Power generated by a wind turbine largely depends on wind speed. In a wind farm in which the turbines experience the same wind speeds but different shapes, such as turbulence, to the wind profile, a turbine will produce different amounts of power. Two researchers say that this variable power can be predicted by looking at atmospheric stability.
Those two researchers are Sonia Wharton of Lawrence Livermore National Laboratory and Julie Lundquist of the University of Colorado at Boulder. Wharton and Lundquist examined turbine-generated power data, segregated by atmospheric stability, to figure out the power performance at a West Coast wind farm. They found that power generated at a set wind speed is higher under stable conditions and lower under strongly unsteady conditions at that location. The average wind power output difference is as high as 15 percent less wind power generation when the atmosphere is unstable.
While turbulence is a relatively well-known term in assessing turbine efficiency, wind shear - which is a difference in wind speed and direction over a relatively short distance in the atmosphere - also plays an important role when assessing how much power a turbine generates over certain time scales.

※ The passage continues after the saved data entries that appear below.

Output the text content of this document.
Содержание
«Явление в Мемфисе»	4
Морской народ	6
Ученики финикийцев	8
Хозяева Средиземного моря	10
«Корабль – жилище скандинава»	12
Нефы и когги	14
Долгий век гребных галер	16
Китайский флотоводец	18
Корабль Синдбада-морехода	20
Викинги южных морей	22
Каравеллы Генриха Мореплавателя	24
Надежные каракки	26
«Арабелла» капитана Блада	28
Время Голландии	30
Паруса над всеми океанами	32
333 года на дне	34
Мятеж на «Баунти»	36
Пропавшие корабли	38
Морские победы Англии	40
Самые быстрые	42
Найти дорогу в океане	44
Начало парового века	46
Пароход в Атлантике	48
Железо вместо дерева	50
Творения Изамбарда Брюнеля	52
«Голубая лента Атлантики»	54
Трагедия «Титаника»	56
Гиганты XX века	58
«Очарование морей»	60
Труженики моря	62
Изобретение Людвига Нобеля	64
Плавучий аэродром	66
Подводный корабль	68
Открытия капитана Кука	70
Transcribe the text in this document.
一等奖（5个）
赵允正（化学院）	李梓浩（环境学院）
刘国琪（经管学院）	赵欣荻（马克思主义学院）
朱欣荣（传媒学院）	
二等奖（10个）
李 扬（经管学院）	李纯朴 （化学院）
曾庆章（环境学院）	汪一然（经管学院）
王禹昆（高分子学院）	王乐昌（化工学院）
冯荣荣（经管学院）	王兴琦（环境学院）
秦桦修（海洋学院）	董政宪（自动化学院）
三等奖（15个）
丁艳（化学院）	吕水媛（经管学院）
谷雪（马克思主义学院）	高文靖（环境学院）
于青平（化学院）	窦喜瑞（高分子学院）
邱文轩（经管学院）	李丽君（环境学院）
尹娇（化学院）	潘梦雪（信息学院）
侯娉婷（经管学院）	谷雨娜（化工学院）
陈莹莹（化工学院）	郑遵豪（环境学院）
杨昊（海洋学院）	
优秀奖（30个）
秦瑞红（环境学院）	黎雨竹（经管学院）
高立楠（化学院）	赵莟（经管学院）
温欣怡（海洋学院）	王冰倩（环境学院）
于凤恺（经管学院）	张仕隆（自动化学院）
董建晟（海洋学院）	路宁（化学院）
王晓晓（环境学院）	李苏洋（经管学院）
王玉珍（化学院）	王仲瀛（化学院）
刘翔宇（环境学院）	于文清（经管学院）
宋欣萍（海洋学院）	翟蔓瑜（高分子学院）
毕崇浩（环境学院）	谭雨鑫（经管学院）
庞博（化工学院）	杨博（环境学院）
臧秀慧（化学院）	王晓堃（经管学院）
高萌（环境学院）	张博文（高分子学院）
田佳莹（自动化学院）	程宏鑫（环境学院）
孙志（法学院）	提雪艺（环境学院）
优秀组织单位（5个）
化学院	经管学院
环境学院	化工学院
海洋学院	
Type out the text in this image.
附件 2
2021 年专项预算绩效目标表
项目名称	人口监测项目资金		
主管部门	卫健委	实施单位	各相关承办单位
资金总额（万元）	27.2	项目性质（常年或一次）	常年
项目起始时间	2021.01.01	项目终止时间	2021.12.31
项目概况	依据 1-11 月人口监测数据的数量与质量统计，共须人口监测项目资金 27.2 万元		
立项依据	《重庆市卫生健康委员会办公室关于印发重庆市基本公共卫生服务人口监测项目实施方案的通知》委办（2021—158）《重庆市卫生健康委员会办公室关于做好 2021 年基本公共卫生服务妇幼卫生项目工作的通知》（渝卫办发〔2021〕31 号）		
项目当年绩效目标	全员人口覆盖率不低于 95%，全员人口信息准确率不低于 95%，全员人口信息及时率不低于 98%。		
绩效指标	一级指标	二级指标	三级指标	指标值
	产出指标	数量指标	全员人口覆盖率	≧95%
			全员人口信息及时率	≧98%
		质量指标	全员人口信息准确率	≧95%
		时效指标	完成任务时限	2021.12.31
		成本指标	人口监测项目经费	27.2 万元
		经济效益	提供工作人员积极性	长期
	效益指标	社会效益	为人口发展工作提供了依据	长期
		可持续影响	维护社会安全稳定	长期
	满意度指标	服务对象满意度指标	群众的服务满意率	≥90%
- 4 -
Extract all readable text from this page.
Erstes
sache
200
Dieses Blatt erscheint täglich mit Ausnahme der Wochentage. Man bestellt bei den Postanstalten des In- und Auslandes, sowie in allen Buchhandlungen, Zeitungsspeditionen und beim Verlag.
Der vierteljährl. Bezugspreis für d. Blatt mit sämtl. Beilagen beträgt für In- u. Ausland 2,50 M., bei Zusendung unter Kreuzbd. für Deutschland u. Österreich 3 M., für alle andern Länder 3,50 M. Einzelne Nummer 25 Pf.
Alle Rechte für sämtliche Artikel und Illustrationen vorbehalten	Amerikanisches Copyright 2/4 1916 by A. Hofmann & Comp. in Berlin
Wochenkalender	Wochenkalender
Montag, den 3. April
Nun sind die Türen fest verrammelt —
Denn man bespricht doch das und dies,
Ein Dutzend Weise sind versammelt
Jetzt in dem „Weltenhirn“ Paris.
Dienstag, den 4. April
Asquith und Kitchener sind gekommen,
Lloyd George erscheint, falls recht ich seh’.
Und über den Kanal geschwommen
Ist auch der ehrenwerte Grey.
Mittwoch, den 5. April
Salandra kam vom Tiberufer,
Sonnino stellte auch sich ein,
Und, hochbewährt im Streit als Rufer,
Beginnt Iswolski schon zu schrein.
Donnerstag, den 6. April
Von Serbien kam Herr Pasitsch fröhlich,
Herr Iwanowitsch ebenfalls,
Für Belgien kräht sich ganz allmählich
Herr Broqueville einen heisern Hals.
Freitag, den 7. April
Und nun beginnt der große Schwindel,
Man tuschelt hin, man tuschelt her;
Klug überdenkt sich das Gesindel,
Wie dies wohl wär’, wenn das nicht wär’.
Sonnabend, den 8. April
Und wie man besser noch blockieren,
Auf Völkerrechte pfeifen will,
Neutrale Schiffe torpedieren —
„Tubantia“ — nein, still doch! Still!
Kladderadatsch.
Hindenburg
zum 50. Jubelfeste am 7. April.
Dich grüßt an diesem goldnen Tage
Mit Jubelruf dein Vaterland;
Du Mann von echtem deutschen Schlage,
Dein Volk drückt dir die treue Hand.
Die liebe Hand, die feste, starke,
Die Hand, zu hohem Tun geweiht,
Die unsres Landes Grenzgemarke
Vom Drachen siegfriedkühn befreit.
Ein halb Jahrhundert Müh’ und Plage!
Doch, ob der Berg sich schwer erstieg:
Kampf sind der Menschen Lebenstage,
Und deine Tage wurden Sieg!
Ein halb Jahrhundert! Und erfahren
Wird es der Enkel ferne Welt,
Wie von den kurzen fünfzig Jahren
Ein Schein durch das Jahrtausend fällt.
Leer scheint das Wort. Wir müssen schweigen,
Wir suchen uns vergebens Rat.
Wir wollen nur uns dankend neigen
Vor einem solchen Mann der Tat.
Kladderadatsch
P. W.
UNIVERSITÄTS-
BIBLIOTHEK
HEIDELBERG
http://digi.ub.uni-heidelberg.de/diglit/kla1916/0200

Though earlier research looked at atmospheric stability effects on power output, few studies have analyzed power output from modern turbines with hub heights of more than 60 meters. In the new research, Wharton and Lundquist gathered a year of power data from upwind modern turbines (80 meters high) at a multi-megawatt wind farm on the West Coast. They considered turbine power information as well as meteorological data from an 80-meter tall tower and a Sonic Detection and Ranging (SODAR), which provided wind profiles up to 200 meters above the surface, to look at turbulence and wind shear. Looking at upwind turbines removed any influence that turbine wakes may have on power performance.
They found that wind speed and power production varied by season as well as from night to day. Wind speeds were higher at night (more power) than during the day (less power) and higher during the warm season (more power) than in the cool season (less power). For example, average power production was 43 percent of maximum generation capacity on summer days and peaked at 67 percent on summer nights.